Laird attorneys want Cahill's lawsuit dismissed, arguing he's failed to show the actions of the funeral home and the East Dundee crematory were intended to cause him emotional distress.

"This is not a case where another person co-mingled decedent's remains in their backyard in an attempt to inflict severe emotional pain upon plaintiff," wrote attorneys Adam Kreuzer and Jeffrey Harger, adding Helen Cahill's ashes are still at the funeral home and could be buried in Tennessee.

"There is no evidence that Laird was part of any conspiracy to willfully inflict emotional distress upon plaintiff," the attorneys continued.

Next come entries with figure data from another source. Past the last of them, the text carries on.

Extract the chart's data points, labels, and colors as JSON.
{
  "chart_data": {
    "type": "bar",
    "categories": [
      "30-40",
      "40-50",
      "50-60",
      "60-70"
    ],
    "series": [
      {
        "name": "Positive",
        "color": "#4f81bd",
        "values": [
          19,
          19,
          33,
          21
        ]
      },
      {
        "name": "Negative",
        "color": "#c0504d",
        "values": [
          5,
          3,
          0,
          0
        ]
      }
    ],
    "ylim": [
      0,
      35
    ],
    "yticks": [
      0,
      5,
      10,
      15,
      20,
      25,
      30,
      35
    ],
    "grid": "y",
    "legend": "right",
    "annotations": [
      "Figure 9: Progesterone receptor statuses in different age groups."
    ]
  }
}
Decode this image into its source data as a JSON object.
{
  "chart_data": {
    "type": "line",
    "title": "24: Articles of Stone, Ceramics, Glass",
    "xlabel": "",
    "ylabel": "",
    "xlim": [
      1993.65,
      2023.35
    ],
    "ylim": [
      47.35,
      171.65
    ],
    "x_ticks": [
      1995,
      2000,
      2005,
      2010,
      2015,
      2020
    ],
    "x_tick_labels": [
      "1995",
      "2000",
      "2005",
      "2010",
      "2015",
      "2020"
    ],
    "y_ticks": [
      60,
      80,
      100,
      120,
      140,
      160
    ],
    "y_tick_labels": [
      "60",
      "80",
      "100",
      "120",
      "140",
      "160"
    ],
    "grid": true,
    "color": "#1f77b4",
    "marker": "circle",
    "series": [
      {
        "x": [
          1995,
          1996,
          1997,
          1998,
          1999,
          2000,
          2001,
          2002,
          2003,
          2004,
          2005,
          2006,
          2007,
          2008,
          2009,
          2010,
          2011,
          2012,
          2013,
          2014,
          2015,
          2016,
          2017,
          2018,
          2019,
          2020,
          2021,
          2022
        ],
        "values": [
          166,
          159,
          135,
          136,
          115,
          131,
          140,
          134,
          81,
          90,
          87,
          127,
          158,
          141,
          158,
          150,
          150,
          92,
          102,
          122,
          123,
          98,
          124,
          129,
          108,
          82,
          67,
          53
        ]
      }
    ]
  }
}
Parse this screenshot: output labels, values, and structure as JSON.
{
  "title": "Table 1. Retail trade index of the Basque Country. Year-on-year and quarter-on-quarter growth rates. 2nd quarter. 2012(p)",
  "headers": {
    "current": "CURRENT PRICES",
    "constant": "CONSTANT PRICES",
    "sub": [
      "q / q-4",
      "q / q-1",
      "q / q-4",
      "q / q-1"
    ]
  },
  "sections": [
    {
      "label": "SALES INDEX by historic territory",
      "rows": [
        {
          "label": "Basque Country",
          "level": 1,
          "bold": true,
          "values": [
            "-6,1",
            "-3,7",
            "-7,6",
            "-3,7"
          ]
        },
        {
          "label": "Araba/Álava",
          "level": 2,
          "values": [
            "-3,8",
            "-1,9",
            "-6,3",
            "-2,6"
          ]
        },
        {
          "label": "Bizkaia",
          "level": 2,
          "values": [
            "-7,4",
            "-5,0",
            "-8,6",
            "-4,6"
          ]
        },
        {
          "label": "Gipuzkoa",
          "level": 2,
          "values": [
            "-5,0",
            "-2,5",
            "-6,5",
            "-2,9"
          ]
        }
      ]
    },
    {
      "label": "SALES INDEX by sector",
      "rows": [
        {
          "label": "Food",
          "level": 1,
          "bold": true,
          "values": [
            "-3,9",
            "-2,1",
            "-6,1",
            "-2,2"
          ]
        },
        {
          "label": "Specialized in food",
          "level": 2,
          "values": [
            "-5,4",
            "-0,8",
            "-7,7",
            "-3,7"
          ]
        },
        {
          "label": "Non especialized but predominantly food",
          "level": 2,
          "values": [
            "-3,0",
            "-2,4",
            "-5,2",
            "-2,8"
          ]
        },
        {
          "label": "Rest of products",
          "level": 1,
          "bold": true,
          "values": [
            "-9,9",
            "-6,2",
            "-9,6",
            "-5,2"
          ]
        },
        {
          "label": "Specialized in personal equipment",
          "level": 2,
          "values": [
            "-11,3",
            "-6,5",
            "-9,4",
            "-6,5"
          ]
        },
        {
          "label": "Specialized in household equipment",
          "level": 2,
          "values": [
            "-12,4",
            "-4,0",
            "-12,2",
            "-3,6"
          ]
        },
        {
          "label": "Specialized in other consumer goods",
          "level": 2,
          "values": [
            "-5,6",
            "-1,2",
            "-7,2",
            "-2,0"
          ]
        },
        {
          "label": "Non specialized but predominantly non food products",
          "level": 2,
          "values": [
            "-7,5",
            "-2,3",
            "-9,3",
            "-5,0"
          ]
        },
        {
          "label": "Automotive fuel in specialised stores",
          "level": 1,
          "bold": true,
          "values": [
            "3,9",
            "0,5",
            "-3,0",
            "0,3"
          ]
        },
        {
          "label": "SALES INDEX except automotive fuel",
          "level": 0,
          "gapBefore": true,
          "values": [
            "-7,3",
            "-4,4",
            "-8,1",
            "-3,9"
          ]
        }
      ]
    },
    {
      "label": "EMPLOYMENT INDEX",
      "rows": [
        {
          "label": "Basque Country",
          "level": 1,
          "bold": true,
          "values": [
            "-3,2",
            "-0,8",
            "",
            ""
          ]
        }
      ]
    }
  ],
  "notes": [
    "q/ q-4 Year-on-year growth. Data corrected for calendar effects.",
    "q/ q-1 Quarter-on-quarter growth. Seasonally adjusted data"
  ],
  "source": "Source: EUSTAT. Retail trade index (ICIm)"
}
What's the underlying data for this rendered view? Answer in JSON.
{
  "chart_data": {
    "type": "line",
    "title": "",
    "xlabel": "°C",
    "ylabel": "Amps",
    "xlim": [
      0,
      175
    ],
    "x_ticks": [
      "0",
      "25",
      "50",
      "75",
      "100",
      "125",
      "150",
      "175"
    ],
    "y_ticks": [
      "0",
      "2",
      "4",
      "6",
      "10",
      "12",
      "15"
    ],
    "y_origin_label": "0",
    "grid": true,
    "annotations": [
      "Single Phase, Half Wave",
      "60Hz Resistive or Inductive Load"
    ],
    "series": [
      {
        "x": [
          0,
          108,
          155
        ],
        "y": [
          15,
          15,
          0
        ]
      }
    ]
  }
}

In his lawsuit, Cahill, an over-the-road trucker, argues he was staying with his mother in Davenport, Iowa, when his wife was struck and killed by a truck on McLean Boulevard in Elgin.

Cahill, in the suit, argues he returned to the couple's Elgin home Dec. 1, 2010, on what would have been Helen's 65th birthday, but it had been cleaned out. Cahill argues he eventually found out she died and went to Laird Dec. 3, but was told he could not see her nor say goodbye.

The suit argues Helen's body was cremated Dec. 2, 2010, and in the absence of a will, Timothy Cahill should have had the final say, thus violating the Illinois Crematory Regulation Act.

Laird officials maintain they tried to contact Timothy Cahill, but could not locate him. They located Helen's son from a previous marriage and then-Coroner Chuck West authorized the cremation.

Cahill's attorney, Scott Larson, argues there is no dispute under Illinois law that his client had the final say regarding his wife's remains.

"Since the beginning of this case, defendant Laird has been throwing whatever it could against the wall to get the court to ignore the simple facts of this case. They (and co-defendant Twin Pines) cremated Helen Cahill without her husband's permission in violation of state law," Larson wrote. "Either that statute means something or it does not."

Cahill is seeking unspecified damages. The two sides are due in court July 2.